“IF WE HAD KNOWN THEN”….In the LA Times today, Jonah Goldberg writes about the war:
The Iraq war was a mistake.
I know, I know. But I’ve never said it before. And I don’t enjoy saying it now. I’m sure that to the antiwar crowd this is too little, too late, and that’s fine because I’m not joining their ranks anyway.
Fair enough. I don’t expect the National Review crowd to turn into liberals, though I do think there’s a minimum standard of intellectual honesty involved here. No matter how enthusiastic you are about spreading democracy at the point of a gun, at some point you have to acknowledge that the Iraq project has turned out disastrously for U.S. interests: “Truth is truth. And the Iraq war was a mistake by the most obvious criteria: If we had known then what we know now, we would never have gone to war with Iraq in 2003.”

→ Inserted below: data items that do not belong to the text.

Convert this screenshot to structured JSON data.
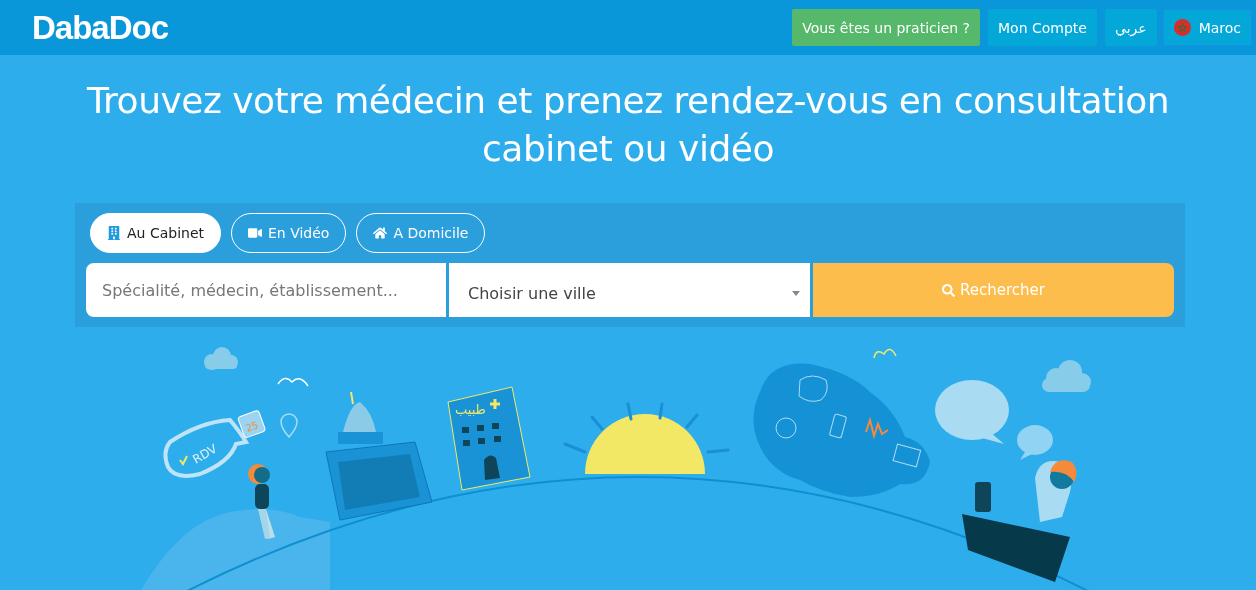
{
  "header": {
    "logo": "DabaDoc",
    "nav": [
      {
        "label": "Vous êtes un praticien ?",
        "kind": "green"
      },
      {
        "label": "Mon Compte",
        "kind": "plain"
      },
      {
        "label": "عربي",
        "kind": "plain"
      },
      {
        "label": "Maroc",
        "kind": "country"
      }
    ]
  },
  "hero": {
    "title": "Trouvez votre médecin et prenez rendez-vous en consultation cabinet ou vidéo"
  },
  "search": {
    "tabs": [
      {
        "label": "Au Cabinet",
        "kind": "cabinet",
        "selected": true
      },
      {
        "label": "En Vidéo",
        "kind": "video",
        "selected": false
      },
      {
        "label": "A Domicile",
        "kind": "home",
        "selected": false
      }
    ],
    "query": {
      "placeholder": "Spécialité, médecin, établissement..."
    },
    "city": {
      "value": "Choisir une ville"
    },
    "button": "Rechercher"
  },
  "illustration": {
    "bubble_label": "RDV",
    "calendar_day": "25",
    "building_sign": "طبيب"
  }
}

But Jonah says that even though it was mistake to go in, we still need to see it through. And then there’s this:
According to the conventional script, if I’m not saying “bug out” of Iraq, I’m supposed to….
To my surprise, the rest of the paragraph is a suggestion that we should hold a plebiscite asking Iraqis if they want us to stay. But that’s not at all what the conventional script requires. The conventional script requires that those who think we should stay need to suggest a way in which we can win. Otherwise Jonah will be writing this same column in 2009, except this time it will be, “If we had known then what we know now, we would have been better off pulling out when we could.”
Well, we do know now what we know now. The civil war in Iraq is getting worse, our current strategy plainly isn’t working, there are no more troops to send over, the political situation in Baghdad is untenable, and the U.S. Army is still culturally allergic to counterinsurgency and security training (“Everyone in the U.S. armed forces knows that the way to the top is to command American units, not to advise foreign units,” says Max Boot, and he’s right).
So what’s the plan? It may be true that “if we can finish the job, the war won’t be remembered as a mistake,” but even if the Iraqis vote to keep us around, how do we finish the job?